A little girl is exploring a clutter filled attic where objects (ladder, bike, vacuum, broom, tools, boxes, shoes, etc.) cast shadows that each in turn transform into shadow creatures.
But first let me tell you about the book’s layout. Start by turning the book on its side to turn the pages up. This allows the author/illustrator to use the spine-page break to delineate between the attic and the shadow worlds. (Makes you wonder how this would look on an e-reader, doesn’t it?) This delineation is crucial for the narrative to work, especially since the book is wordless.
Now back to our story.
Little Girl has just pulled the string to turn on the light. Click! She starts walking as if along a tightrope (the spine break). She bends down and makes a shadow puppet with her hands, of a bird. The bird becomes haloed in yellow as do the broom (now a tall exotic looking flower). The bird flies up (or down depending on which world we focus on) and we notice the wheels of the bicycle have turned into a full moon and a crescent moon, haloed in yellow.

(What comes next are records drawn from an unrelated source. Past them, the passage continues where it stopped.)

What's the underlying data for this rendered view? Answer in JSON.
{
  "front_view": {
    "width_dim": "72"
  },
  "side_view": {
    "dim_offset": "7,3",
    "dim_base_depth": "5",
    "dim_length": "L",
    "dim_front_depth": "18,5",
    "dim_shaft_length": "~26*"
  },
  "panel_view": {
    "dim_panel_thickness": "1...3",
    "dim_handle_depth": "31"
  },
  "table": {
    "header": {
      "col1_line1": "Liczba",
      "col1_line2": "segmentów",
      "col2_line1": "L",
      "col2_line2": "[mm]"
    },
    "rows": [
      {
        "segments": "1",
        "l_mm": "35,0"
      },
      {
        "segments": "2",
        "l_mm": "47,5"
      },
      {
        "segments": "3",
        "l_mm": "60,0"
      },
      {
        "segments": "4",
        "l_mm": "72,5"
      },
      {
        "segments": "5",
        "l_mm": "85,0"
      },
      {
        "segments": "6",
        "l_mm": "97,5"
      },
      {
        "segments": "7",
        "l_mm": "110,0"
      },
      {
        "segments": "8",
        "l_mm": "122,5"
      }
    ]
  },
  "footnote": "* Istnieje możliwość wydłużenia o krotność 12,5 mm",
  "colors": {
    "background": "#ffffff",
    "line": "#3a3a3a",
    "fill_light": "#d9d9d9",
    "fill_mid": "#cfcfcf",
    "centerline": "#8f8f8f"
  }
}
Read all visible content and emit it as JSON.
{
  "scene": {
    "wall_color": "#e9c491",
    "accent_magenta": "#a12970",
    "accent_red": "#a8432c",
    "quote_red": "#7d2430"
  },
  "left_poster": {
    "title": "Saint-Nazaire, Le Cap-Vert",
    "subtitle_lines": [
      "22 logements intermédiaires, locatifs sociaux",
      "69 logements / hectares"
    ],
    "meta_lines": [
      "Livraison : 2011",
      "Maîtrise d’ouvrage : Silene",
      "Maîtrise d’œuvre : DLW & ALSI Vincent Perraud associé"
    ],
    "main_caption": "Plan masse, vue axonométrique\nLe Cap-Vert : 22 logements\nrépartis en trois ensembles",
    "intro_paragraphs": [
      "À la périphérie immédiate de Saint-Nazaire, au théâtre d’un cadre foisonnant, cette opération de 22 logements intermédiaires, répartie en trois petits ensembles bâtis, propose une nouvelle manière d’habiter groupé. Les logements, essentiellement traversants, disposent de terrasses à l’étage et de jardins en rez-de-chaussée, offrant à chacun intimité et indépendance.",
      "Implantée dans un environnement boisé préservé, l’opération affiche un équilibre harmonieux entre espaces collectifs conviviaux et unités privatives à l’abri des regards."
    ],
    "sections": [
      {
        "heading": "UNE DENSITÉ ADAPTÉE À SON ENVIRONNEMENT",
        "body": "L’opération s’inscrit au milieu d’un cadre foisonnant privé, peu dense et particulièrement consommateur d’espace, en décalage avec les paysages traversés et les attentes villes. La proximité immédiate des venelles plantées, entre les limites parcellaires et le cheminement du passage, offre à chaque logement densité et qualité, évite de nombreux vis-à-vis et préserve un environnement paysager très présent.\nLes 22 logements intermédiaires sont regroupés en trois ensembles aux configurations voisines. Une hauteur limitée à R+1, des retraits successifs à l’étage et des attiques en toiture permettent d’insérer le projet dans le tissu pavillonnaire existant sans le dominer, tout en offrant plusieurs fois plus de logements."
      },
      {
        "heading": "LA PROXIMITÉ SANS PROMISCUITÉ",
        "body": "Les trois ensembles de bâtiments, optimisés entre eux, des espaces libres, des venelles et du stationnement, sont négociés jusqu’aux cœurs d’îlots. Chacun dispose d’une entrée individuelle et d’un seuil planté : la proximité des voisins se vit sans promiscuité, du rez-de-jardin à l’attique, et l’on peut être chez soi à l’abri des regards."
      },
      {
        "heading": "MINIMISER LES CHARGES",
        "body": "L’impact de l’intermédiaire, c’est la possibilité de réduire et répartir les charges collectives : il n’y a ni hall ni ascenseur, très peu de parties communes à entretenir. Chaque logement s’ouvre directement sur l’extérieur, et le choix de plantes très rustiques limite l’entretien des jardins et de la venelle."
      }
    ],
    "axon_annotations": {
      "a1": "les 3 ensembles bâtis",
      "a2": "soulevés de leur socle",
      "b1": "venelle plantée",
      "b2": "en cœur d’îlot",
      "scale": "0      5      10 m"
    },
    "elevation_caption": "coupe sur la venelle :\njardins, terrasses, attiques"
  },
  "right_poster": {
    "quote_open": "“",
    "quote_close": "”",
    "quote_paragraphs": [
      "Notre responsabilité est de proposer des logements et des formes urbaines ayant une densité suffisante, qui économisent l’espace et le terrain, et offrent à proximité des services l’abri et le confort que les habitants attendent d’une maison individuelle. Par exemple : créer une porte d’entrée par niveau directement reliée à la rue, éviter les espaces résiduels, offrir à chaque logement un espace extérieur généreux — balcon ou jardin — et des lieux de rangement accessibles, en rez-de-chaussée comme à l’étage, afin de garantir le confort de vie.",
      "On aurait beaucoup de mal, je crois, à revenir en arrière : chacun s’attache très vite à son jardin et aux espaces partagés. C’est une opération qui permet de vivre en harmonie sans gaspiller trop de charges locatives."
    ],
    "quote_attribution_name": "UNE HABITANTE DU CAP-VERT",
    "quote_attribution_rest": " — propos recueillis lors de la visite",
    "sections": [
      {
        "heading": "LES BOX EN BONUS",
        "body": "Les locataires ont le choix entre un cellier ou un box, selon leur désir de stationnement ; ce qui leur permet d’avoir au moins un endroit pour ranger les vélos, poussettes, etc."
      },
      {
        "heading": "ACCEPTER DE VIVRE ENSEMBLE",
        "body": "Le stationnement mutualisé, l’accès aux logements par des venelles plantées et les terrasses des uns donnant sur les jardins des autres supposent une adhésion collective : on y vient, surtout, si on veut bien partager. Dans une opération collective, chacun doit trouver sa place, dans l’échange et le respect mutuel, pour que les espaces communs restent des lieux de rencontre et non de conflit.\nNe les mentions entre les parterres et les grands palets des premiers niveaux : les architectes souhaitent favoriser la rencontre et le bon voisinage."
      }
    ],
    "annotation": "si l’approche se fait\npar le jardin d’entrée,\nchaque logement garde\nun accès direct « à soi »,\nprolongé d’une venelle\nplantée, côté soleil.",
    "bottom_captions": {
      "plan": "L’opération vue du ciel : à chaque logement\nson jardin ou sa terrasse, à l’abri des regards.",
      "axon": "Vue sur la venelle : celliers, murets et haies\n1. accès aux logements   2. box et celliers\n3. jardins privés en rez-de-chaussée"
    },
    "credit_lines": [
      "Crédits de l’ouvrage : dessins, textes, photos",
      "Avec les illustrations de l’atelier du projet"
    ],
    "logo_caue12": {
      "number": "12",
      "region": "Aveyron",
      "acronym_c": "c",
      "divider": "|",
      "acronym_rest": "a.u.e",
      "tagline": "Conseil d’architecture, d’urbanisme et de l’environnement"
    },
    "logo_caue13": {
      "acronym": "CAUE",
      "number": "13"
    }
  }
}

All the objects proceed to turn into creatures that take on a life of their own. An old work boot with a flapping sole becomes the head of an evil wolf that sees the bird and chases it into the attic world. Little Girl is frightened and dives down (or up) into the shadow world to escape the wolf. The next spread is best image, I think. In the shadow world, all the characters and Little Girl morph into a single dragon image. I must admit when I saw it the first time, upside down, I didn’t see the dragon. It was just a black blob. But when you turn the book around, the fire-breathing dragon is most apparent. Brilliant! I love it when I get caught out, missing something but then getting a fabulous surprise.
The story continues until someone from the kitchen yells that dinner is ready and click! the lights go out. But that doesn’t mean the action stops.
The more I play with this book (turn it over and over) the more I like. I just flipped to the back cover and saw the dragon image in the book now drawn to show how each shadow character is placed within the larger dragon shadow.
This book requires more than one viewing to take it all in.